STA 610L: Module 2.12

class: center, middle, inverse, title-slide

# STA 610L: Module 2.12
## Random effects ANCOVA (introduction)
### Dr. Olanrewaju Michael Akande

---

## Introduction

- ANOVA, ANCOVA, MANOVA: what is the difference?

- .hlight[ANOVA (Analysis of Variance)]: continuous outcome, categorical predictor(s)
    - one-way ANOVA: one categorical predictor
    - two-way ANOVA: two categorical predictors
    - two-way ANOVA with interaction: you get the picture!
  
- .hlight[ANCOVA (Analysis of Covariance)]: continuous outcome, categorical predictor(s), at least one continuous predictor that is generally considered a "nuisance".

- .hlight[MANOVA (Multivariate ANOVA)]: multiple continuous outcomes, categorical predictor(s).

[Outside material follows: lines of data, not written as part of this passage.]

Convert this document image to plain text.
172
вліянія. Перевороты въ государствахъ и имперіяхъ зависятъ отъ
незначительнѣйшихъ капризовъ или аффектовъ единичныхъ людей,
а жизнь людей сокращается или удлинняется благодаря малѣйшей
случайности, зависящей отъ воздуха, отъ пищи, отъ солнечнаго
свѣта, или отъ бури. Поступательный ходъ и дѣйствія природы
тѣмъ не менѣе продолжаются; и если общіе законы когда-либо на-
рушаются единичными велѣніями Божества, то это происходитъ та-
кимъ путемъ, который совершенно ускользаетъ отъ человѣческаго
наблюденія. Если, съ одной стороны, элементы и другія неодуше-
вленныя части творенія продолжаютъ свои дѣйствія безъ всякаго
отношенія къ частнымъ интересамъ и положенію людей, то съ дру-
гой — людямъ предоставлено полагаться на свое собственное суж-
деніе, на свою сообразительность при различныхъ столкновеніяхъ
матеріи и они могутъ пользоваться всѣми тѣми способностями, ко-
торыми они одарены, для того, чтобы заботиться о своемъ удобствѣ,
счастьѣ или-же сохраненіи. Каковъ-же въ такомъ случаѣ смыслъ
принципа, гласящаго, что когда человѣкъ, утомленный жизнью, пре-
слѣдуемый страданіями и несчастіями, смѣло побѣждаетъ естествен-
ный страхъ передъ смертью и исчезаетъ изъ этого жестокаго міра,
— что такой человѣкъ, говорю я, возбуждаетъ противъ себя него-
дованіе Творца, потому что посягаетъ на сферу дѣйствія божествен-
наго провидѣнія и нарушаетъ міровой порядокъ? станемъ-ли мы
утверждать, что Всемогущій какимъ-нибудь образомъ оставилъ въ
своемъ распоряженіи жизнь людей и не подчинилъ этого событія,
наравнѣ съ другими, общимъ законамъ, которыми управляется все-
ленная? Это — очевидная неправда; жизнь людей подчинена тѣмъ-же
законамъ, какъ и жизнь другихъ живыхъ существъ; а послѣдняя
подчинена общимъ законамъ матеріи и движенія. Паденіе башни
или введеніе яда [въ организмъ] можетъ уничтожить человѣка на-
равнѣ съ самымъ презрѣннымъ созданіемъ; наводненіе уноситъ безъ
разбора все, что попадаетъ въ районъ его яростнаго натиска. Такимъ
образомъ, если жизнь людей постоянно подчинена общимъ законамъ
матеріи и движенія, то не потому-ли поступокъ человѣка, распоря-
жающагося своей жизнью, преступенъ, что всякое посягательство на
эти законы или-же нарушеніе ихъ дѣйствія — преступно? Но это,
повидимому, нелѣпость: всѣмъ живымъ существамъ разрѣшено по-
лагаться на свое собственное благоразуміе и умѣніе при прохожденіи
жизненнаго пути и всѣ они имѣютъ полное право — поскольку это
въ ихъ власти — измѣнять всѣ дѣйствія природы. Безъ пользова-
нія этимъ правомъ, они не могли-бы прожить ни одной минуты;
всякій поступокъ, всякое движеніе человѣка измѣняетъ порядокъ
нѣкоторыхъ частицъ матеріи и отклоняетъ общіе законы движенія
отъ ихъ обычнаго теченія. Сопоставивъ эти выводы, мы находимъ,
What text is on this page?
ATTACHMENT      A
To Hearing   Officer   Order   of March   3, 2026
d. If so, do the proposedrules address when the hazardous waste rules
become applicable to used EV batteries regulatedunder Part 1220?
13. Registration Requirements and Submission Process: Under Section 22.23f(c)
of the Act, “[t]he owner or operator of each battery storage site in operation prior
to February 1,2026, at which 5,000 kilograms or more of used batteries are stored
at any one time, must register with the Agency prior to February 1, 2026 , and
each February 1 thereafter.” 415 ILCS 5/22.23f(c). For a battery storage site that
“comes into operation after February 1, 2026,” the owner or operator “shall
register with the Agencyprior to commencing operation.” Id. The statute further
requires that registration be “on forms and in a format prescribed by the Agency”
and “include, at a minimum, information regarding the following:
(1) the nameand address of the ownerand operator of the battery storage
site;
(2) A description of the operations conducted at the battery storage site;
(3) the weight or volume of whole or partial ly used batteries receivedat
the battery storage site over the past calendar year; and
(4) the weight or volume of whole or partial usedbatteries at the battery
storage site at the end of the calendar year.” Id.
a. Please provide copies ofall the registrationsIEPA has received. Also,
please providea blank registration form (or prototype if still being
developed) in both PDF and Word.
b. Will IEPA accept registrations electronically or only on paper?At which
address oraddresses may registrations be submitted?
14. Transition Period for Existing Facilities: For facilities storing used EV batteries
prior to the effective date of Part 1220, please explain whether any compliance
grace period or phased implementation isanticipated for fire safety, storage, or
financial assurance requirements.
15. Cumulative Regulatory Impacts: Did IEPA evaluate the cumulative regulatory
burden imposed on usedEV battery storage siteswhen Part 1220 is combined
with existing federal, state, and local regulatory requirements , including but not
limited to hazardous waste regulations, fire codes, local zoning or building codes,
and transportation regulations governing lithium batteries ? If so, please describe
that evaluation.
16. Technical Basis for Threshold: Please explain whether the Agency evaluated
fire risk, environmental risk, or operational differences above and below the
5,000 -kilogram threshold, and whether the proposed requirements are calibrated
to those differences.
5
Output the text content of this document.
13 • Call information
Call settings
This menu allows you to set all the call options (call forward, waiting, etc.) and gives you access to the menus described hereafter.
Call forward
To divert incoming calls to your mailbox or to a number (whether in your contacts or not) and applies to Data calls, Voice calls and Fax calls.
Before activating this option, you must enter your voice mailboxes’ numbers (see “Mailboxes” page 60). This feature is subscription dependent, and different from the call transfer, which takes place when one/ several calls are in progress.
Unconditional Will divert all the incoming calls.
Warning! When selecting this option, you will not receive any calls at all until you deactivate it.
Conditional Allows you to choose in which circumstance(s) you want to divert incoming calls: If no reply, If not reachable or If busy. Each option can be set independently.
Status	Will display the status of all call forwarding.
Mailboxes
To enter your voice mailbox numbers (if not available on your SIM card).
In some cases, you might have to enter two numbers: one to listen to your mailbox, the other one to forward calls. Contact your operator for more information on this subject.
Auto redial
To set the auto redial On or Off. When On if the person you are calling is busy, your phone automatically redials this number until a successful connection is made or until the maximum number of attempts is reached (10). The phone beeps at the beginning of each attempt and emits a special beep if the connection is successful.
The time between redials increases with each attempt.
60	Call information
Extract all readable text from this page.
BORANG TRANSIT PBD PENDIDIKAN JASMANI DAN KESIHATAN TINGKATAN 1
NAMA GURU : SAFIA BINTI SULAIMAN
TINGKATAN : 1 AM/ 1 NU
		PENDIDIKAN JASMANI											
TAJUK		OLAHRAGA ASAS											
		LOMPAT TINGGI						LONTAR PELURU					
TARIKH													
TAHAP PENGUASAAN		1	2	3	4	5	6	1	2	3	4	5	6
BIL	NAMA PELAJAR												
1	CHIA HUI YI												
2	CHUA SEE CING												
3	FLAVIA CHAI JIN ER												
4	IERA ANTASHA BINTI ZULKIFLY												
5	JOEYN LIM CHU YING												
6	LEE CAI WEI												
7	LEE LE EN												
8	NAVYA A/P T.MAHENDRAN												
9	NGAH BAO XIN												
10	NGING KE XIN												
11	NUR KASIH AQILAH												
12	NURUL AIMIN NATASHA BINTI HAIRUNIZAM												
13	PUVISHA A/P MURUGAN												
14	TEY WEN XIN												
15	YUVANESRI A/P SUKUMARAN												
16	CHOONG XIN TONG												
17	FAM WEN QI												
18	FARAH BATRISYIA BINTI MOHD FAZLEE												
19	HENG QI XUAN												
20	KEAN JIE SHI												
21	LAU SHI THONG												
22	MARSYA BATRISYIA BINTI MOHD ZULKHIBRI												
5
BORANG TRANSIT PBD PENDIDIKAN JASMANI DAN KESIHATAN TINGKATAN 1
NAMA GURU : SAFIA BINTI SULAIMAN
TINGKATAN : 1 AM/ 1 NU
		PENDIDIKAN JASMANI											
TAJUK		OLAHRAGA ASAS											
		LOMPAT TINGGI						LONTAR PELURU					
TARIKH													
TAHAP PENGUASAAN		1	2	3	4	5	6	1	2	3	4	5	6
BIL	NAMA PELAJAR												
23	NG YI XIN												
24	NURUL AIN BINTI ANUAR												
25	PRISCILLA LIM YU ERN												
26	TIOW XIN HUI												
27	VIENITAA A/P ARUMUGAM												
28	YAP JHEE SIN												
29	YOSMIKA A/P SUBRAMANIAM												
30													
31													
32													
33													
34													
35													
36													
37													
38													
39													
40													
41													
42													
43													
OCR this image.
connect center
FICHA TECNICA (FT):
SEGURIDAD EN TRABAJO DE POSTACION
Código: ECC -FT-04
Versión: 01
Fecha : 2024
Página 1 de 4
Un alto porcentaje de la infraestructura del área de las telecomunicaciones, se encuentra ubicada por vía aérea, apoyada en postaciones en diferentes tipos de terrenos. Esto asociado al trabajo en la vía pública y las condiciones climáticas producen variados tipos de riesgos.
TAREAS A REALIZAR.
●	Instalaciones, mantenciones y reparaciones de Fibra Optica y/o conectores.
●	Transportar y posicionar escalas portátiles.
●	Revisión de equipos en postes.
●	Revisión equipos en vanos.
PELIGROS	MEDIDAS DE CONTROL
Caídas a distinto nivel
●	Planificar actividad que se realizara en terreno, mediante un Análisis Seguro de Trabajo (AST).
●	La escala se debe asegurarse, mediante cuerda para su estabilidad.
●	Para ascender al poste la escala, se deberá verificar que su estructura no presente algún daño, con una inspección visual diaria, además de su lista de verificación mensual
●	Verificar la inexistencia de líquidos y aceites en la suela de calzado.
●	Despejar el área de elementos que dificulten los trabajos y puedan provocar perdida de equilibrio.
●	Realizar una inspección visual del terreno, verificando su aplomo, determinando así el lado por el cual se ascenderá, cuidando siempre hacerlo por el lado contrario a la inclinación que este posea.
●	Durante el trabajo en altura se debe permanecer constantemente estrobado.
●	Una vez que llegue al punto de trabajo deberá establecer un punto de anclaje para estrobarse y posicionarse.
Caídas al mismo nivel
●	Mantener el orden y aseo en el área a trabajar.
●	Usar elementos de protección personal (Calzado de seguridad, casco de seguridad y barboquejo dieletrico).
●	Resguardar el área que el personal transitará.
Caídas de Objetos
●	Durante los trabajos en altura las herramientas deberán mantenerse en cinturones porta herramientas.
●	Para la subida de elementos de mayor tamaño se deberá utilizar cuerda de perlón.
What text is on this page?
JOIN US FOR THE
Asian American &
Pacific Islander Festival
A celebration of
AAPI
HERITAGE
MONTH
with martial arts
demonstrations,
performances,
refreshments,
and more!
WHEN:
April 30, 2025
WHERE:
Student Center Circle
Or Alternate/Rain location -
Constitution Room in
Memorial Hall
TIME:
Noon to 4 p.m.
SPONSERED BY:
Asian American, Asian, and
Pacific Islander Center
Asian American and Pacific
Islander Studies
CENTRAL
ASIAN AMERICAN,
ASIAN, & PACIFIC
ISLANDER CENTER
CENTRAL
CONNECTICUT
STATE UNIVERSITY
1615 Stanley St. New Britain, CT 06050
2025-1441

Historically these names had implications regarding the estimation methods used, but that is no longer always the case.

---
## Motivating example: National Educational Longitudinal Study of Education (NELS)

Hoff considers a subset of the NELS data that contains information on math scores of a random sample of 10th graders selected from a national sample of 685 large urban public schools.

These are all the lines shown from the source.